The People’s Tribunal on Sri Lanka

Its inception and its goals

Following the terrible events in Sri Lanka, supporters of the Irish Forum for Peace in Sri Lanka, Initiative Peace in Sri Lanka and the International Human Rights Association Bremen met in June 2009 in Bremen, Germany. We discussed the extent of the humanitarian tragedy that the Sri Lankan government (GoSL) had unleashed on the Tamil people and the role that the International community played in this crime. And how, even after declaring that the war was over, the Sri Lankan government continued to proclaim that there were practically no civilian casualties and that its war was simply a successful mission to rescue the Tamils who were held against their will by the LTTE. And even when the regime incarcerated all the 280,000 Tamil people it had ‘rescued’ in concentration camps, the Apex bodies of the international community could do nothing more practical than to recommend that the GoSL investigates its own atrocities.
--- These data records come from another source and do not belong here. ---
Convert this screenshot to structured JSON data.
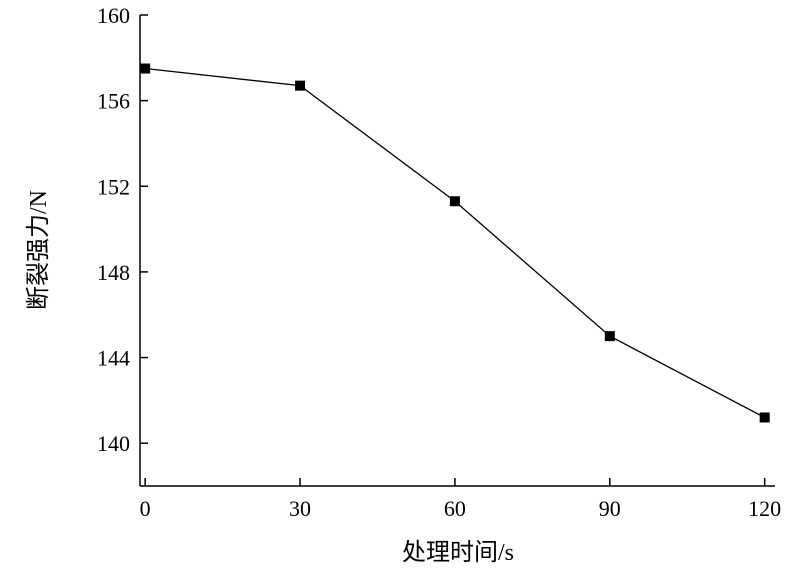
{
  "chart_data": {
    "type": "line",
    "x_label": "处理时间/s",
    "y_label": "断裂强力/N",
    "x": [
      0,
      30,
      60,
      90,
      120
    ],
    "series": [
      {
        "color": "#000000",
        "values": [
          157.5,
          156.7,
          151.3,
          145.0,
          141.2
        ]
      }
    ],
    "xlim": [
      -1,
      122
    ],
    "xticks": [
      0,
      30,
      60,
      90,
      120
    ],
    "ylim": [
      138,
      160
    ],
    "yticks": [
      140,
      144,
      148,
      152,
      156,
      160
    ]
  }
}
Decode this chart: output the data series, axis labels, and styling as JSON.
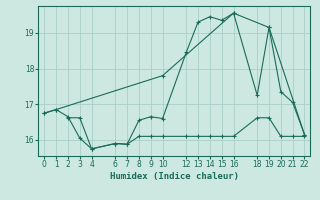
{
  "xlabel": "Humidex (Indice chaleur)",
  "bg_color": "#cce8e0",
  "grid_color": "#aacfc8",
  "line_color": "#1a6b5a",
  "xlim": [
    -0.5,
    22.5
  ],
  "ylim": [
    15.55,
    19.75
  ],
  "yticks": [
    16,
    17,
    18,
    19
  ],
  "xticks": [
    0,
    1,
    2,
    3,
    4,
    6,
    7,
    8,
    9,
    10,
    12,
    13,
    14,
    15,
    16,
    18,
    19,
    20,
    21,
    22
  ],
  "line1_x": [
    0,
    1,
    2,
    3,
    4,
    6,
    7,
    8,
    9,
    10,
    12,
    13,
    14,
    15,
    16,
    18,
    19,
    20,
    21,
    22
  ],
  "line1_y": [
    16.75,
    16.85,
    16.65,
    16.05,
    15.75,
    15.9,
    15.88,
    16.55,
    16.65,
    16.6,
    18.45,
    19.3,
    19.45,
    19.35,
    19.55,
    17.25,
    19.15,
    17.35,
    17.05,
    16.15
  ],
  "line2_x": [
    2,
    3,
    4,
    6,
    7,
    8,
    9,
    10,
    12,
    13,
    14,
    15,
    16,
    18,
    19,
    20,
    21,
    22
  ],
  "line2_y": [
    16.62,
    16.62,
    15.75,
    15.9,
    15.88,
    16.1,
    16.1,
    16.1,
    16.1,
    16.1,
    16.1,
    16.1,
    16.1,
    16.62,
    16.62,
    16.1,
    16.1,
    16.1
  ],
  "line3_x": [
    0,
    1,
    10,
    16,
    19,
    22
  ],
  "line3_y": [
    16.75,
    16.85,
    17.8,
    19.55,
    19.15,
    16.15
  ]
}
We discussed how this tragic state of international complicity had come into being. Certainly, the discrimination against the Tamil people, the oppression and racial pogroms that they have had to suffer in the island since Sri Lanka was given independence over 60 years ago, has been well documented and available to all in the international community. That the genesis of the conflict is rooted in the oppression of the Tamils, and that over a hundred thousand Tamils have lost their lives in the previous stages of the conflict, is no secret. In fact the wide-ranging international proclamations of support for the 2002 Peace Process in Sri Lanka – on the basis that the solution to the ethnic conflict in Sri Lanka was political and not military – underpinned this reality. But in the wake of the Iraq war and under US pressure, every part of the International community changed their position from supporting a political solution to backing the Sri Lankan government’s decision to execute a military solution to the ethnic question. Thus the powerful countries and the apex bodies of the international community had allowed the cry of the Tamil people, which started and continued for 30 years as a Gandhian non-violent protest for justice, to end in a blood-bath in 2009. If Geo-Strategic calculations guided by self-interest has driven the powerful countries to compete with each other to give support to the government of Sri Lanka, and if this state of affairs had relegated organisations like the United Nations to issuing toothless warnings to cover up its impotence to take any concrete actions to prevent this massacre, then it follows also that it is very likely that the grave injustice suffered by the Tamil people will be covered up.